Ich schrieb ihm: „Zuerst, weil es schön ist. Und weil es dem, der es hört, Gefühle zuspricht. In der betreffenden Szene geht es um einen Kommissar (gespielt von Eberhard Kirchberg), der wörtlich und sprichwörtlich das Gleichgewicht verliert - und zum ersten Mal die Methoden der Ermittlung in Frage stellt. Der Film aber ist kein Krimi. Eher ein Doppelportrait - der Flüchtige, der Ermittler, zwei Männer in der Krise, die auch Freiheit bedeutet. Das Lied führt ihn zu seinen Gefühlen zurück. Es soll das einzige Stück im Film sein, das nicht identisch ist mit der Filmmusik (die Bert Wrede gemacht hat), das einzige Stück, das eine eigene Geschichte hat sozusagen. Es ist mir also sehr wichtig.”
Er rief mich dann an und erlaubte die Verwendung, obwohl er die Studioversion des Liedes „viel schöner” fand. Die rhythmischen Geräusche in der TV-Aufnahme, klärte er mich auf, gingen auf seine „idiotischen” Manschettenknöpfe zurück, die immer wieder in Konflikt mit der Gitarre gekommen waren. Aber das störte mich nicht. Die Live-Version rührte mich tiefer, vielleicht, weil einer Stimme, die sich ohne Orchesterbegleitung behaupten muss, eine andere Erregung inne wohnt.

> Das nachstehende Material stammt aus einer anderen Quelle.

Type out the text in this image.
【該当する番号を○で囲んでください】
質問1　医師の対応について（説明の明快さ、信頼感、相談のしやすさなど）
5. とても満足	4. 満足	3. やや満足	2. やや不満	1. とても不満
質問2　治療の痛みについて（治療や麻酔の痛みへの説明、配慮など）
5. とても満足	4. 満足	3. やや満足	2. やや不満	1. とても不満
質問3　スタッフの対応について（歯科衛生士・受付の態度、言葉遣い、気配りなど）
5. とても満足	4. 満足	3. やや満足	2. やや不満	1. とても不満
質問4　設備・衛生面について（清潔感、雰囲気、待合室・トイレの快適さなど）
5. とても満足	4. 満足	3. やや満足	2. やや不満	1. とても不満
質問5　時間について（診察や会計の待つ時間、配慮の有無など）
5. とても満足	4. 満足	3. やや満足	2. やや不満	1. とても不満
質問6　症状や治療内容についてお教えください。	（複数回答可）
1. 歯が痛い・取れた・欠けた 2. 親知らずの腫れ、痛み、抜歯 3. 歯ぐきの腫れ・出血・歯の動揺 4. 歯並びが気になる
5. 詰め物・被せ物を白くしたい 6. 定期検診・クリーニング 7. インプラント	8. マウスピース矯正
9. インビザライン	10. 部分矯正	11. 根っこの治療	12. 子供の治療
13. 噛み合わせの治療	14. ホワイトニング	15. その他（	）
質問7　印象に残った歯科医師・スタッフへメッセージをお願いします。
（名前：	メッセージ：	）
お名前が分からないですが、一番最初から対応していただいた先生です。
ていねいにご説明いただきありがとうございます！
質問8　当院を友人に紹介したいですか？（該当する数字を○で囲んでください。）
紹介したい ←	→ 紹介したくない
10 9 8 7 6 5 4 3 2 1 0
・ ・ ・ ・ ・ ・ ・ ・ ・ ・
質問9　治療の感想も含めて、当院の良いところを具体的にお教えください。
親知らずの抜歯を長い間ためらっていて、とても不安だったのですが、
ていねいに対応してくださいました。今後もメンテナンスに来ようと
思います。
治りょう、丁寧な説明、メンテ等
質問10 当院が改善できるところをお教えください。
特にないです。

Wir unterhielten uns ein paar Takte. Ich habe ihm sofort vorgeschlagen, ein Gespräch für Revolver aufzunehmen. Der heimliche Plan aber war es, ihn eines Tages noch einmal vor die Kamera zu bringen (Benjamin Heisenberg hat es wenig später auch versucht). Er war durchaus neugierig, liess sich das Heft schicken, aber sein Beschluss, keine Interviews mehr zu geben, war so unverrückbar wie der Rückzug aus dem Schauspiel. Schade.
Er war ein Gigant und wir – waren zu spät geboren, um ihn noch einmal aus der Reserve zu locken. Mach's gut, zärtlicher Riese! Und danke für alles.